A Very Windy Day
There is a cold front coming in and the weather was very fickle all day.
I tried to ride Chance first, and when we started off it was OK, but then the wind kicked up really powerfully and Chance started getting chancy as a safe ride. The most unnerving thing he does is throw his head up to try to bolt off. I really hate that feeling. Once a horse's head is up in the air, you are at his mercy if he doesn't react properly to the bit. The scariest thing is that in an effort to control him, if you use your hand too much he might rear which is my LEAST favorite movement.
After two little boltoffs--nothing too dramatic, but just unsettling, I decided to get off and long line him instead. I tied the stirrups together with some baling twine under his belly and used them as the rings for the driving lines.
Chance was a little goofy still, but he quickly settled down and gave me some really nice lining work. This included three nice canter departs on the right lead with very little persuasion on my part. The left lead was fine too, as is usually is, and he was nicely forward in the trot. So, in the end he had a nice little schooling session and I felt safe.
Tucker has never been much of a problem in the wind so I rode him. He did give me one little scoot, but it was nothing. He started off an slow motion, walking in a short, hesitant walk. And he was looking at things along the woods side of the arena, including some poles I had moved over there. He did trot right off, but that too lacked an real forwardness, so I picked up a canter and got him moving.
I don't know if he was muscularly tight, or mentally tight, but the cantering did the trick. Soon we were in much better form. I did a lot of repeated lead changes through one stride of trot, thinking again of the prep work for the flying change. Then I did some shoulder in at the trot and moved that into half pass--not bad. I've added walk pirouettes to the repertoire and today did an exercise from one of the FEI tests: cross the center line, pirouette left, cross the centerline, pirouette right, then upon crossing the centerline, canter. It wasn't perfect, but he got it.

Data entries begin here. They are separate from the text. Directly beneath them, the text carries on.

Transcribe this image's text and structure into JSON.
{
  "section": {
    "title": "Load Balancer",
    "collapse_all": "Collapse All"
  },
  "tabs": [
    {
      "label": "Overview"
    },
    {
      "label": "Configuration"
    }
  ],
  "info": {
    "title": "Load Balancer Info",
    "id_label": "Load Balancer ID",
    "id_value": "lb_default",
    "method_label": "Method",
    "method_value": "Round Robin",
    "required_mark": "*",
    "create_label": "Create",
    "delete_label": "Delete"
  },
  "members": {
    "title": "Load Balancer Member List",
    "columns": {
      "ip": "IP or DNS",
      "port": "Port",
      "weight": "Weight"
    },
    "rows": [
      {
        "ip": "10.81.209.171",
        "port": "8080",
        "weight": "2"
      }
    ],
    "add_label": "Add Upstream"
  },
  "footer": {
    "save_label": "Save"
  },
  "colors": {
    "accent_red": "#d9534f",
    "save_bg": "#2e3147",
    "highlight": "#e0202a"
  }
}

I attempted some half pass at the canter with fair success going left and much better results going right. Then, I decided to test the reinbacks again. Lovely. To top them off, after the third one, I asked for Tuck to canter immediately and when he did, I called it a day, let him trot on a long rein and gave him a nice cuddle for being such a good boy.
Toby was quite willing to be caught and did a nice little riding session in the arena. I played with the three tempis and the two tempis at the end. The were far from collected--more of a medium canter--but the timing was just right, so an instant later, Toby was also trotting on the long rein. Then we went out into the woods for a short hack.
Lucky timing on that one. Had I gone out two minutes earlier, we would have run into a pack of ATV'ers ripping through the trail I was planning on taking. Fortunately, they disappeared over the horizon before I was onto the end of that path and I don't think Toby really noticed them. Good thing, because they do upset him, and he can become very dangerous when riled. He has an even more athletic buck than Tucker does with a wicked back twist and when he becomes unhinged, it's not pretty.
We ended up having a nice quiet ride, so all was well.
I have swtiched all of the Boys into their winter blankets again, anticipating the single digit temps tonight. As I was swapping them, it started snowing like crazy. Now the sun is back out, and I'd wager it's warm again.
I am feeding them nice warm mashes at late feed. I don't know if they appreciate the warm food, but it definitely makes me feel better when it's suddenly cold again.